Dobrou a esquina e deu de cara com uma prostituta. Uma loira, gordinha, olhos claros, verdes, com uma roupa que ele reconhecia como sendo coisa de puta. Ela lhe ofereceu o corpo. Mas ele recuou. Olhou-a bem dentro dos olhos, e alguma coisa neles fê-la estremecer; ódio, talvez. O garoto recuou um pouco mais e atravessou a rua afastando-se da mulher.
Pensou nos planos grandiosos que a Alemanha poderia realizar. Nos planos que ele poderia realizar. O mundo que a Raça Ariana poderia criar, um mundo maior, forte, superior – implacável. Limpo, principalmente. Mas não enquanto seus irmãos estivessem degenerados daquela maneira, enquanto não compreendessem (Você é inteligente demais) a importância e o poder que tinham... E não antes que seus Inimigos Eternos fossem (queimados) disseminados da terra que era deles.

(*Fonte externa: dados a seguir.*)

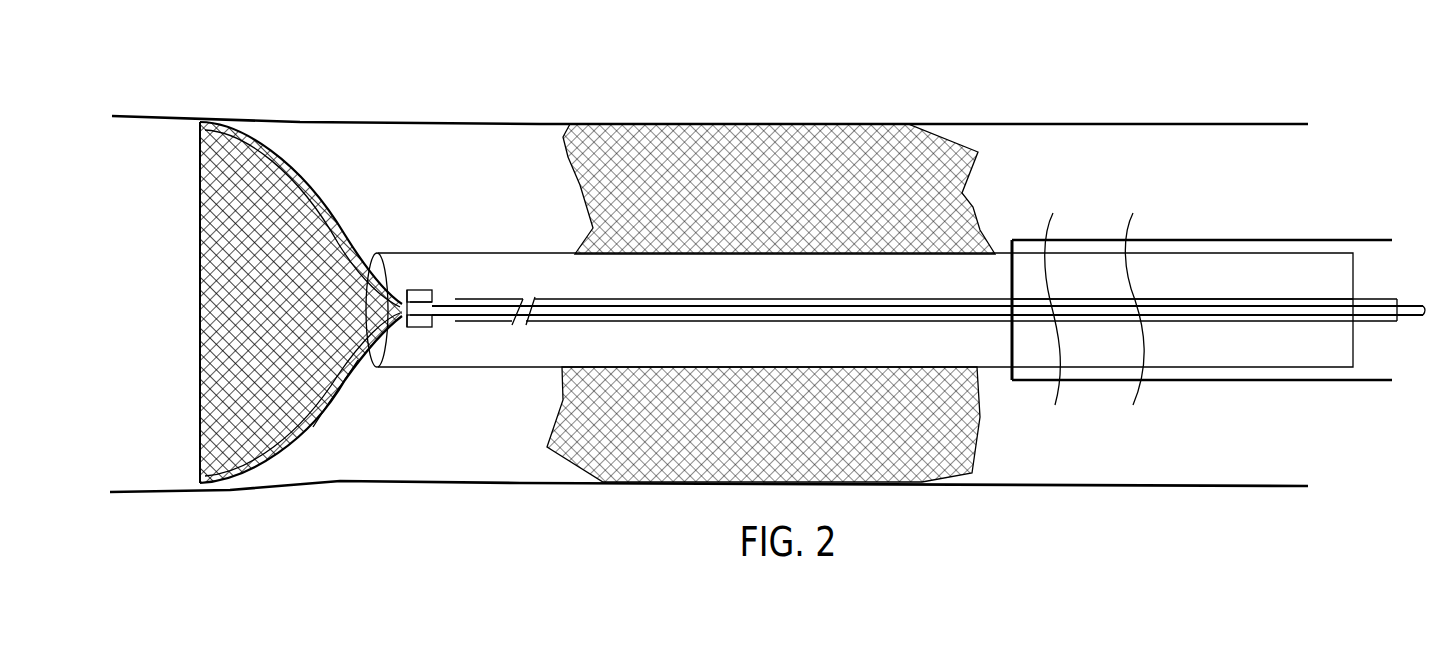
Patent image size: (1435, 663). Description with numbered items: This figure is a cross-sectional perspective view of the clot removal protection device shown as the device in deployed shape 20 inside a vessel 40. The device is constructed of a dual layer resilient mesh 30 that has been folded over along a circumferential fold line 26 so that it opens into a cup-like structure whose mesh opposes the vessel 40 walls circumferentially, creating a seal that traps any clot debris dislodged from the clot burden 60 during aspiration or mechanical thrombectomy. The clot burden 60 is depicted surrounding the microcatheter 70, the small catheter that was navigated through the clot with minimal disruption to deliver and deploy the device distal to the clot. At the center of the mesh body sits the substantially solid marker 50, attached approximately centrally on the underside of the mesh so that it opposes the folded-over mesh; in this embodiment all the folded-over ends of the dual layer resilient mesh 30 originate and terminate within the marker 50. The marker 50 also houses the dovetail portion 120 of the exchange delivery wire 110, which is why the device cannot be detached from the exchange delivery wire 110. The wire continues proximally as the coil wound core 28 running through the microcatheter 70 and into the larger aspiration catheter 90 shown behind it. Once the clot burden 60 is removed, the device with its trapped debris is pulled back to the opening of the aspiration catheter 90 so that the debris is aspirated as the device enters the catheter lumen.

The device in deployed shape 20 is at (297, 182).
The circumferential fold line 26 is at (200, 255).
The coil wound core of EDW 28 is at (477, 323).
The dual layer resilient mesh 30 is at (325, 418).
The vessel 40 is at (608, 125).
The marker 50 is at (415, 290).
The clot burden 60 is at (838, 175).
The microcatheter 70 is at (498, 253).
The aspiration catheter 90 is at (1163, 382).
The exchange delivery wire 110 is at (906, 290).
The dovetail portion of exchange delivery wire 120 is at (408, 313).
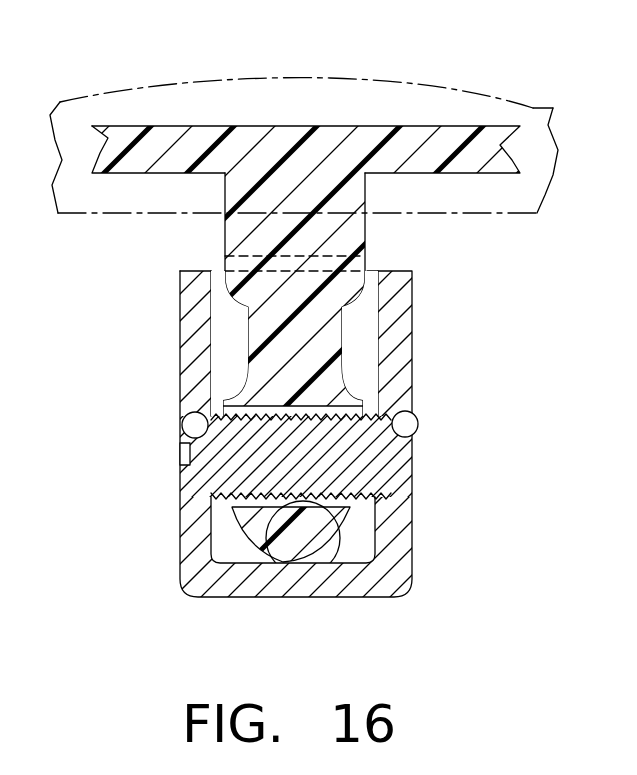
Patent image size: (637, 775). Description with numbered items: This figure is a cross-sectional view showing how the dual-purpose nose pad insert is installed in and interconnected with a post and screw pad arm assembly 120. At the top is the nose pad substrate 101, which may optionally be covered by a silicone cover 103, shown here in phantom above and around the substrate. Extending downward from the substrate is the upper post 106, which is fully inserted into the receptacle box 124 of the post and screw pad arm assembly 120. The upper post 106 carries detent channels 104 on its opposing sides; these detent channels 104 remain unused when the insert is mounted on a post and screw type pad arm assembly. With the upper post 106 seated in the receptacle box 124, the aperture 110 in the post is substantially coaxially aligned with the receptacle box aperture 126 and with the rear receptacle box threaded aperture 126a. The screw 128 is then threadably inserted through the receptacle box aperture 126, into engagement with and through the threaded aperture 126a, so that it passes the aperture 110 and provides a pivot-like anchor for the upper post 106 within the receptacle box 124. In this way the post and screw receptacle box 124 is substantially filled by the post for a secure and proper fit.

The nose pad substrate 101 is at (473, 127).
The silicone cover 103 is at (330, 80).
The detent channels 104 is at (247, 327).
The upper post 106 is at (307, 360).
The aperture 110 is at (280, 557).
The post and screw pad arm assembly 120 is at (475, 487).
The receptacle box 124 is at (407, 548).
The receptacle box aperture 126 is at (183, 420).
The rear receptacle box threaded aperture 126a is at (392, 494).
The screw 128 is at (185, 482).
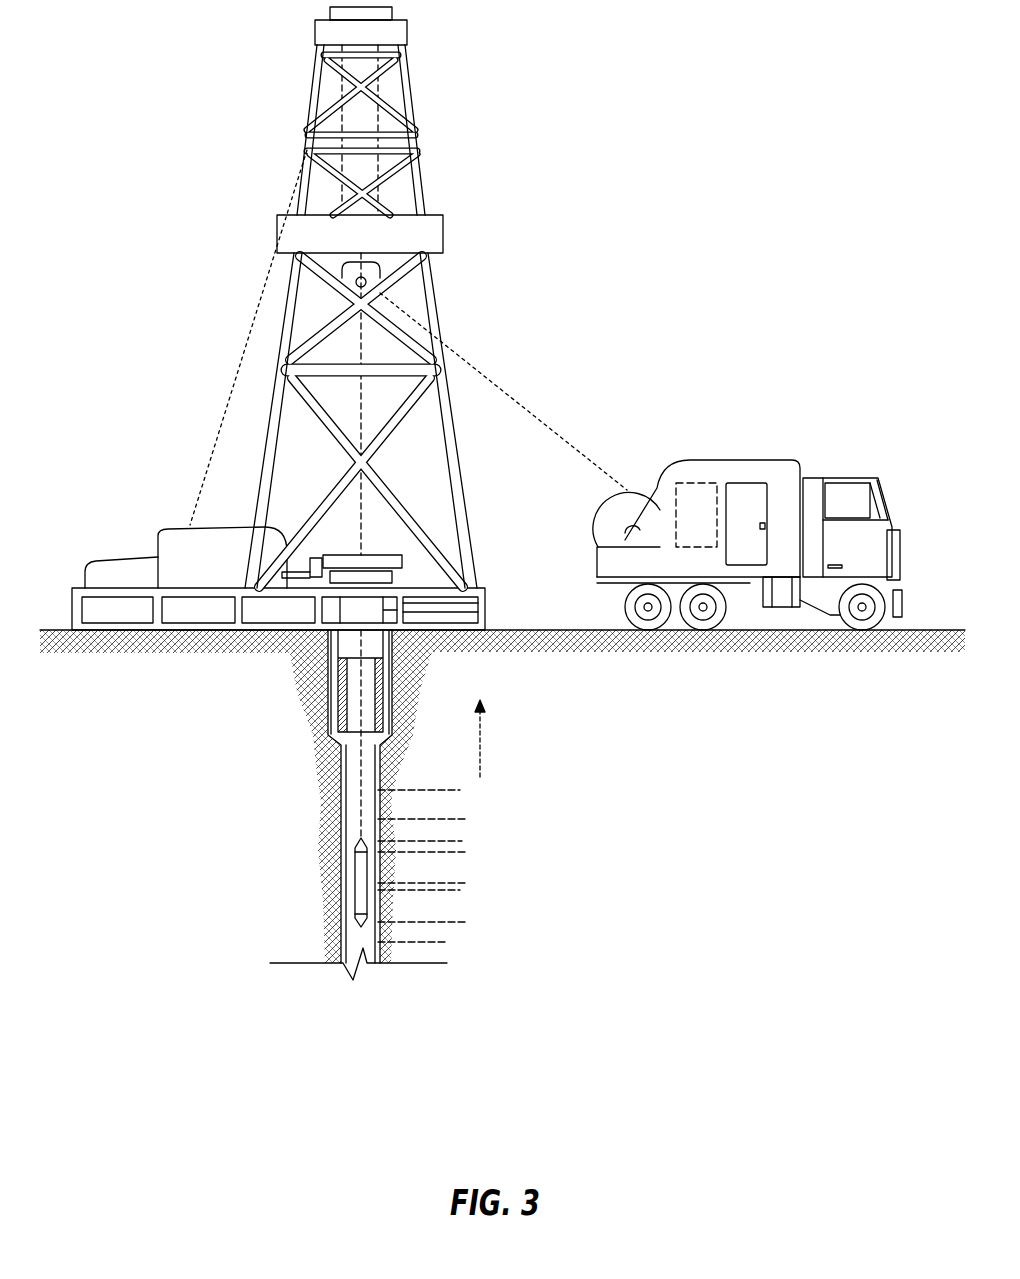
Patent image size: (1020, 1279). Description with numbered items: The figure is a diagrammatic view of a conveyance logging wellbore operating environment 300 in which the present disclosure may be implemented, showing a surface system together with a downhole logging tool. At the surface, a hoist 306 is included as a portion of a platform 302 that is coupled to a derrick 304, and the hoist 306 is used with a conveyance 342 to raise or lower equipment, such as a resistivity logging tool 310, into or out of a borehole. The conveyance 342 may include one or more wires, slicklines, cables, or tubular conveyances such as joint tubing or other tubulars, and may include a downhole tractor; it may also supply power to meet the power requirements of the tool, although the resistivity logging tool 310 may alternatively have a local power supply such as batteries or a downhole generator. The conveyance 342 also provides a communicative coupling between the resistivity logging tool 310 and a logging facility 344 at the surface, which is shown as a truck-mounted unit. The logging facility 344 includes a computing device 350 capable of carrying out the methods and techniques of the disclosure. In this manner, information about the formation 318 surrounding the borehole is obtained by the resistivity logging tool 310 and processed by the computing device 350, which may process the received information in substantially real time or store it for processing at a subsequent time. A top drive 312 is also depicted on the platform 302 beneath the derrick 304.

The conveyance logging wellbore operating environment 300 is at (156, 66).
The platform 302 is at (485, 610).
The derrick 304 is at (477, 551).
The hoist 306 is at (378, 273).
The resistivity logging tool 310 is at (355, 885).
The top drive 312 is at (383, 552).
The formation 318 is at (473, 790).
The conveyance 342 is at (507, 393).
The logging facility 344 is at (762, 483).
The computing device 350 is at (692, 483).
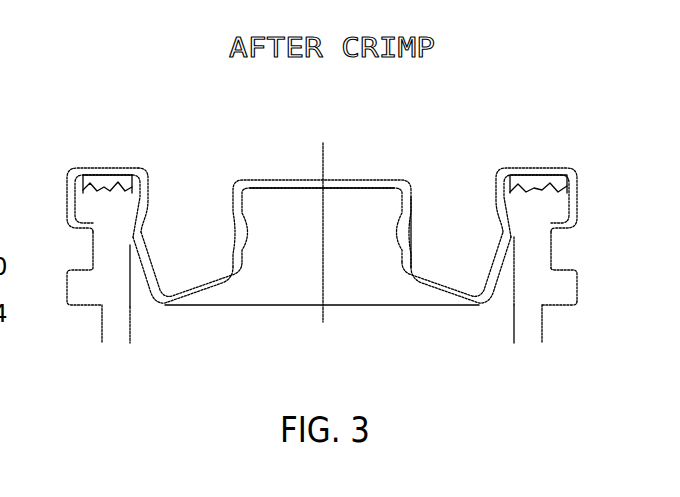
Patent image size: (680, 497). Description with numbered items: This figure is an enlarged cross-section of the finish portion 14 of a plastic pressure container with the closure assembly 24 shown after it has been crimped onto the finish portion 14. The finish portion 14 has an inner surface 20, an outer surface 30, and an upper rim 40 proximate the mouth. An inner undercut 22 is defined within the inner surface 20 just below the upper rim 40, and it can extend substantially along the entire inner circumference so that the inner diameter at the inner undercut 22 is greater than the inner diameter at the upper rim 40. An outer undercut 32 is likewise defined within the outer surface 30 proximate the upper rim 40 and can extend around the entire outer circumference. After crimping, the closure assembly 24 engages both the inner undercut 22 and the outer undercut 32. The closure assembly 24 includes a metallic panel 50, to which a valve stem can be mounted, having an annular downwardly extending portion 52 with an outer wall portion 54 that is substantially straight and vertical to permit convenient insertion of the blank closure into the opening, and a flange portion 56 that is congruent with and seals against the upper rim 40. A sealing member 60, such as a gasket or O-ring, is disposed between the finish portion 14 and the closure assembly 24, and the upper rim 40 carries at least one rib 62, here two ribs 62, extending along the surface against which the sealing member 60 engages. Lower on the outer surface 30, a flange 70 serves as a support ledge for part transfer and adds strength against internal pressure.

The finish portion 14 is at (537, 327).
The inner surface 20 is at (508, 332).
The inner undercut 22 is at (505, 228).
The closure assembly 24 is at (267, 267).
The outer surface 30 is at (547, 333).
The outer undercut 32 is at (555, 230).
The upper rim 40 is at (518, 192).
The metallic panel 50 is at (260, 183).
The annular downwardly extending portion 52 is at (187, 288).
The outer wall portion 54 is at (148, 193).
The flange portion 56 is at (80, 176).
The sealing member 60 is at (558, 187).
The rib 62 is at (125, 180).
The flange 70 is at (565, 287).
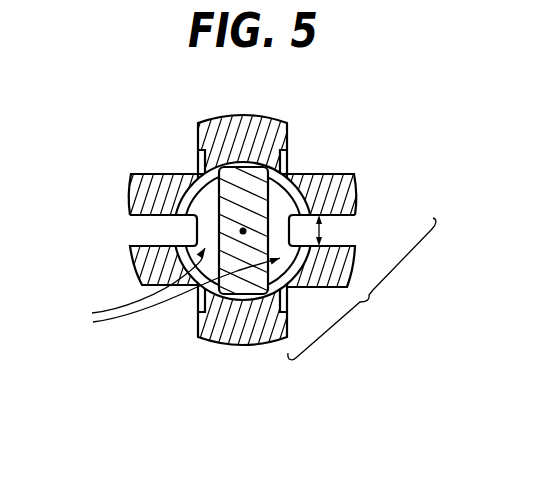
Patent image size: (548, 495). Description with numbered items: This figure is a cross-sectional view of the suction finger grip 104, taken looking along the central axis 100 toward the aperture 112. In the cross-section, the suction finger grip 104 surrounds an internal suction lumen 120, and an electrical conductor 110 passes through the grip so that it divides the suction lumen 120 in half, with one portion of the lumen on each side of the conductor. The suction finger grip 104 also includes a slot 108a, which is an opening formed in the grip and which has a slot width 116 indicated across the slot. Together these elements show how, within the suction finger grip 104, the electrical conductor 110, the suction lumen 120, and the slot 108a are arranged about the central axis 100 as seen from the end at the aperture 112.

The suction finger grip 104 is at (177, 108).
The electrical conductor 110 is at (296, 175).
The slot width 116 is at (323, 231).
The slot 108a is at (347, 236).
The central axis 100 is at (243, 231).
The suction lumen 120 is at (162, 290).
The aperture 112 is at (362, 289).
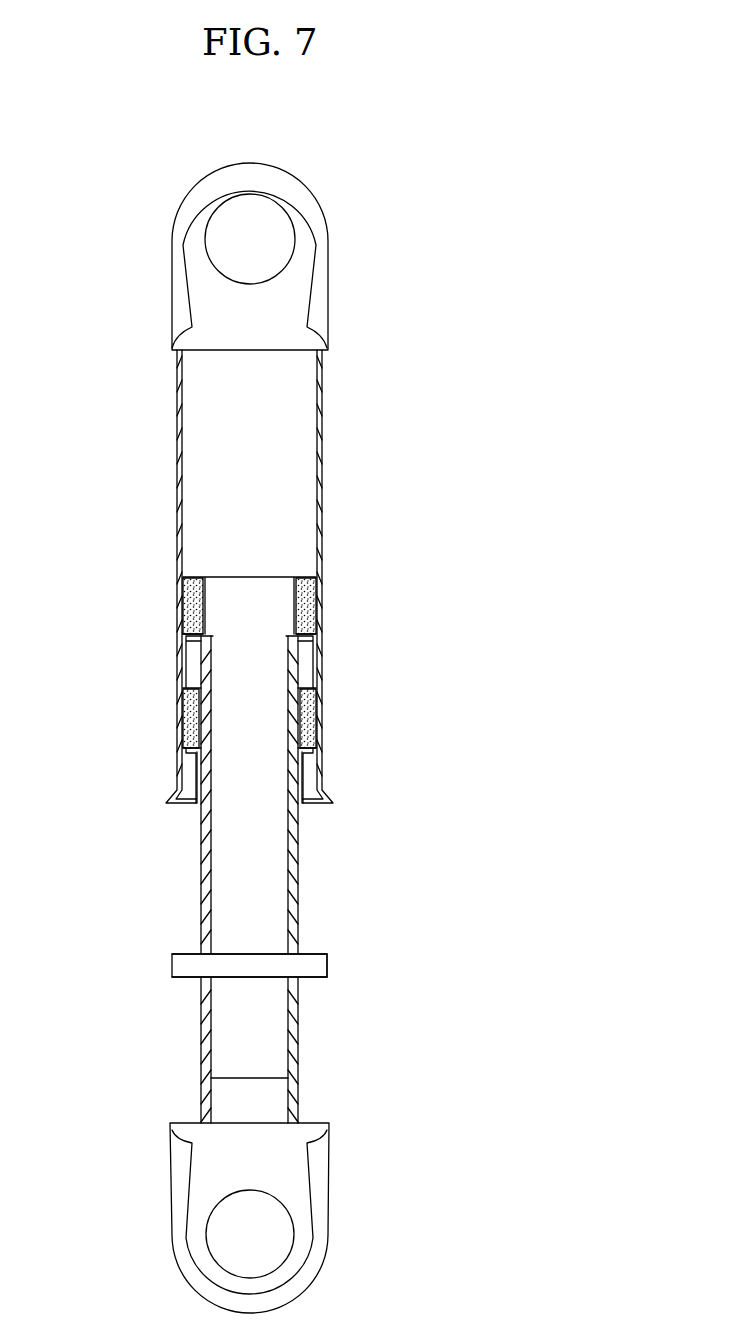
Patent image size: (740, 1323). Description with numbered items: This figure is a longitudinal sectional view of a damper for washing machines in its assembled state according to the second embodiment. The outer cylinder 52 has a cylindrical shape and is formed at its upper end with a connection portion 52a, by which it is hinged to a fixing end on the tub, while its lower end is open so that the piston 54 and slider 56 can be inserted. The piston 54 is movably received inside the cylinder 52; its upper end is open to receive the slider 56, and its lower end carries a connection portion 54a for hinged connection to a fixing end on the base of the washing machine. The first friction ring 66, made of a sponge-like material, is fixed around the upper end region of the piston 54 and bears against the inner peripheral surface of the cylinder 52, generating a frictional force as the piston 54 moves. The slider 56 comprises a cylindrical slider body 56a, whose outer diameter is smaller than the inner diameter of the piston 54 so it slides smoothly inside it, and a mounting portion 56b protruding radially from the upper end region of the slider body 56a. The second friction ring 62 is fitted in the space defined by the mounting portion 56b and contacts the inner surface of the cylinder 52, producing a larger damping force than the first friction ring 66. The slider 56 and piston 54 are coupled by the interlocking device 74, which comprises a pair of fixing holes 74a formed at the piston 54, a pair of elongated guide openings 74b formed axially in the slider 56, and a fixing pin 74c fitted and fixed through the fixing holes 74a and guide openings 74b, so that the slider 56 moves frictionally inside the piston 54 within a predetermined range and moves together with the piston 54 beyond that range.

The cylinder 52 is at (177, 433).
The connection portion 52a is at (298, 303).
The piston 54 is at (195, 1097).
The connection portion 54a is at (297, 1170).
The slider 56 is at (256, 690).
The slider body 56a is at (297, 668).
The mounting portion 56b is at (297, 613).
The second friction ring 62 is at (195, 610).
The first friction ring 66 is at (190, 722).
The interlocking device 74 is at (255, 967).
The fixing holes 74a is at (297, 951).
The elongated guide openings 74b is at (297, 983).
The fixing pin 74c is at (325, 965).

Sim, sim. Os judeus eram muito perigosos. Precisavam dar um jeito neles ou poderia ser tarde demais em breve. Ele sabia disso, mas que poderia fazer se não lhe davam ouvidos? Você é inteligente demais. Sim, sim. Ele era mesmo. Talvez devesse tentar pensar como uma pessoa burra para avaliar um modo de fazê-los entender. Era a sua missão, sua responsabilidade, seu carma, não se afastaria dele. Ainda mais depois da afronta de hoje mais cedo... apercebeu-se que já passava da meia-noite... de ontem mais cedo, corrigiu-se.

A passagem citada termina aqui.